Jacop der Fuchs, Dieb und Herumtreiber, zeigt ...

Köln im September 1260: Jeder steht gegen jeden. Erzbischof und Bürger versuchen, einander mit allen legalen und illegalen Mitteln in die Knie zu zwingen.
Jacop der Fuchs, Dieb und Herumtreiber, zeigt an den erzbischöflichen Äpfeln indes mehr Interesse als an der hohen Politik. Was ihm nicht gut bekommt: In den Ästen eines Apfelbaumes sitzend, wird er Zeuge, wie ein höllenschwarzer Schatten den Dombaumeister vom Gerüst in die Tiefe stößt. Er hat den Mord als einziger gesehen. Aber der Schatten hat auch ihn gesehen. Er heftet sich an Jacops Spuren und bringt jeden um, den Jacop einweiht. Als Jacop begreift, daß der Sturz vom Dom nur Auftakt einer unerhörten Intrige war, ist es fast schon zu spät.

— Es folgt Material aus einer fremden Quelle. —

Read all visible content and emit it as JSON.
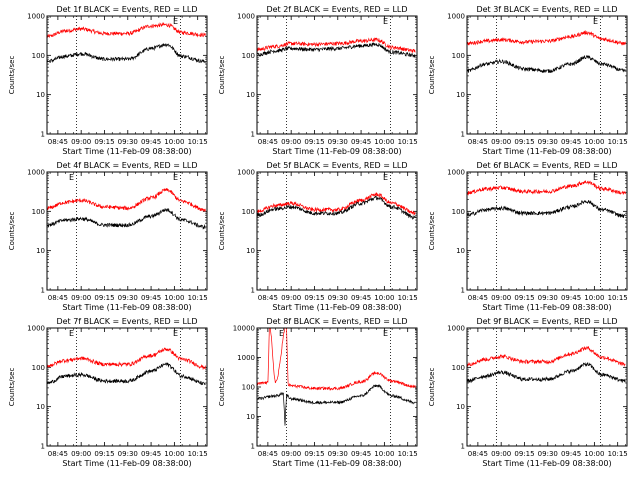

Man ist trotz der Zeit des Mittelalters sehr schnell mitten im geschehen und kann sich in die Zeit versetzen. Durchweg spannend und genausten beschrieben. Es gibt hier und da etwas langatmige Szenen, die dann durchaus die Spannung etwas absacken lassen, aber dank der wechselnden Szenen bleibt man dennoch am Ball.
Zudem meine Ausgabe auch einen Stadtplan aufweist, so dass man auch die Handlungsorte besser verfolgen kann.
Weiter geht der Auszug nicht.